One is a single mom, burned by Christians, off-and-on-again with her own family. She seems to have a knack at befriending people with sappy sweetness and then cutting them off. She's 31 and leaves her kids home while she goes out carousing and carrying on. I know she's got to be hurting in there. She dances to Christian worship music in her bedroom but doesn't speak to me anymore.
The other is a young guy lost between the rosary around his neck and his hoodlum friends on the corner. Sometimes he talks about wanting to be like Tim when he grows up, and sometimes he comes in at 6 am barely able to speak his own name. His mother reminds him what a good-for-nothing he is, as though he didn't already wear that like a million pounds over his shoulders.
They both enthusiastically and faithfully attended our first Alpha Course. During that time, I saw two hearts unthawing, two souls awaking to the good news of God's free and wild love for them. Now it seems to me that they're avoiding us as best they can (not very well since they live 15 feet away from our front door).

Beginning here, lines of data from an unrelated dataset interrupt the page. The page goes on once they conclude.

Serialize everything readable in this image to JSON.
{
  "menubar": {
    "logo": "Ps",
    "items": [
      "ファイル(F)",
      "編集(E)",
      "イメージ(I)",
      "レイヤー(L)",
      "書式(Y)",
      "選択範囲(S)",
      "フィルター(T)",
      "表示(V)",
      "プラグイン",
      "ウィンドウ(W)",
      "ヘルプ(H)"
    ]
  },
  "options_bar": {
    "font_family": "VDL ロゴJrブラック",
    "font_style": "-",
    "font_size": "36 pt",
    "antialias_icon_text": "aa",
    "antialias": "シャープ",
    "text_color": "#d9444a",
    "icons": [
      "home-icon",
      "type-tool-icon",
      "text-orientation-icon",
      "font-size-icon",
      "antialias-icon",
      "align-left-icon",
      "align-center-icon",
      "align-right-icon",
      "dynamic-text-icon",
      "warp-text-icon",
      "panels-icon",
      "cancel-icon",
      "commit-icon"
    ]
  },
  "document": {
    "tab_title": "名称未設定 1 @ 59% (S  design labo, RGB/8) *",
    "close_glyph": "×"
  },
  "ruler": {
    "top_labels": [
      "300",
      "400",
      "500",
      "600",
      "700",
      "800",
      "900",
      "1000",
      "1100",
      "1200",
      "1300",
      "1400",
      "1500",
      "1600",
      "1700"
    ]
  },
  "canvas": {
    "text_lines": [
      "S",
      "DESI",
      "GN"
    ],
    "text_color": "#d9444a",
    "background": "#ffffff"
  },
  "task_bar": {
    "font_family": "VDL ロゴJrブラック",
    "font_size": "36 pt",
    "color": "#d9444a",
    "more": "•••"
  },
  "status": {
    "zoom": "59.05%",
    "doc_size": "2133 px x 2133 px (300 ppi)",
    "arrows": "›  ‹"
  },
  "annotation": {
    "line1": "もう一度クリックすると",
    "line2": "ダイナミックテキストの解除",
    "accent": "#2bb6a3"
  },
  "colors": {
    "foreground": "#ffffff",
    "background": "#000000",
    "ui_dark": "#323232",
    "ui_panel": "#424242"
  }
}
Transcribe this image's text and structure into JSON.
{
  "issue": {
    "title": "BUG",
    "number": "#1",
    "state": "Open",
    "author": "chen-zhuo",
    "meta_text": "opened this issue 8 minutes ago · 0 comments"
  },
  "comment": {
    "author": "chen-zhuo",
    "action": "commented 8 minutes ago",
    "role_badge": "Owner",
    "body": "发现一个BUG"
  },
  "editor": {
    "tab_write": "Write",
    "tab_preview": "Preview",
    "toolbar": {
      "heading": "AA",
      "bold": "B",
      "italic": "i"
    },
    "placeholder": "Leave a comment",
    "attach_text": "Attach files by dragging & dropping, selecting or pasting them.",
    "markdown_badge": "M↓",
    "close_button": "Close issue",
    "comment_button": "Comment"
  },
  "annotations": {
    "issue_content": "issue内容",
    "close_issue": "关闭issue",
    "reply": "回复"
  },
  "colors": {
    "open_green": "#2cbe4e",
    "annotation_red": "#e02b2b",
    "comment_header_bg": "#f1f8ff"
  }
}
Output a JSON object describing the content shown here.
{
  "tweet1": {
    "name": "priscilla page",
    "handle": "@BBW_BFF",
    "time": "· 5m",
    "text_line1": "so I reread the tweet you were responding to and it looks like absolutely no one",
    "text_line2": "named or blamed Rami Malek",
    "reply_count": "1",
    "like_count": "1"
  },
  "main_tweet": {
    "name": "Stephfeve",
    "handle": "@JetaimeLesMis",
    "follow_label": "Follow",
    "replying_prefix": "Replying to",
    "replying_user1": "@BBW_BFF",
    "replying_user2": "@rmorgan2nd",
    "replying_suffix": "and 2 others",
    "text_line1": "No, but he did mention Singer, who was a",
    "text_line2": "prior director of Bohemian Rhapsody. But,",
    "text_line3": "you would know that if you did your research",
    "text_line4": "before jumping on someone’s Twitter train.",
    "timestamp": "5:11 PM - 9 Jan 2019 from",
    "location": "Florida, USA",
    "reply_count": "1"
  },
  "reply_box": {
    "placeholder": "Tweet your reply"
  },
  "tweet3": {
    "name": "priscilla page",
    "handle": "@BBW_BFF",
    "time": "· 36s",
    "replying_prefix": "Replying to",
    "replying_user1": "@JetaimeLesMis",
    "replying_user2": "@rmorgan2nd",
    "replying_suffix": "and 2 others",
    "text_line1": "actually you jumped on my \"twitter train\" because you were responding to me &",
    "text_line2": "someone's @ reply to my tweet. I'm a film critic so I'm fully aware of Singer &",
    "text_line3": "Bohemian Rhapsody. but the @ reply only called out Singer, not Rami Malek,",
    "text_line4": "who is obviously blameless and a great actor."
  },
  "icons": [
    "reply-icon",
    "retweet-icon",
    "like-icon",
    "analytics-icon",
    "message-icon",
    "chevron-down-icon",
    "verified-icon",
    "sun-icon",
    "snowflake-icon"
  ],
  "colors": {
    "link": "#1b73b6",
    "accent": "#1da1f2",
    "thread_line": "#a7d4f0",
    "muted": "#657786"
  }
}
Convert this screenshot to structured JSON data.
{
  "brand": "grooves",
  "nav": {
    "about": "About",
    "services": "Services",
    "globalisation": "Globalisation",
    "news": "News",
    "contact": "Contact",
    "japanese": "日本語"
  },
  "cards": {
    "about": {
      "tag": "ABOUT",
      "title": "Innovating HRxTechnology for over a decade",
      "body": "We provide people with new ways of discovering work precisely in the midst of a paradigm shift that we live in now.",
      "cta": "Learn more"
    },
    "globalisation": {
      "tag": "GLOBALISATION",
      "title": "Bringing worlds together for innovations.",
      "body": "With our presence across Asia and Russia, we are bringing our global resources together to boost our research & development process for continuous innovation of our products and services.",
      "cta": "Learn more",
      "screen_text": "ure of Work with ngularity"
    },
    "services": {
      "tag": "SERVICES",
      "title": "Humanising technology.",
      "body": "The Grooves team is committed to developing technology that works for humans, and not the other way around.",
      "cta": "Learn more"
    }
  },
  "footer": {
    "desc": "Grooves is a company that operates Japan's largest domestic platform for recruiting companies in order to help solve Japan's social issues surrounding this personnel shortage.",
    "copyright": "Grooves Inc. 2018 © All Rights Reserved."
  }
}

I believe in respecting people enough to let them come and go as they please, but I know, too, that they probably think they've burned their bridges with us. How can I tell them that they can still come back if they want to? How can I love them as they are? I wonder exactly how loving letting go is anyway.
If Sierra were here, she could just love them anyway. I can do that with my heart, but I don't know how to communicate it the way she could. I'm too boring, serious, and awkward.
For the record, if I start to fall, I'm counting on you to pick me up. You'd better stage an intervention. Don't let me go.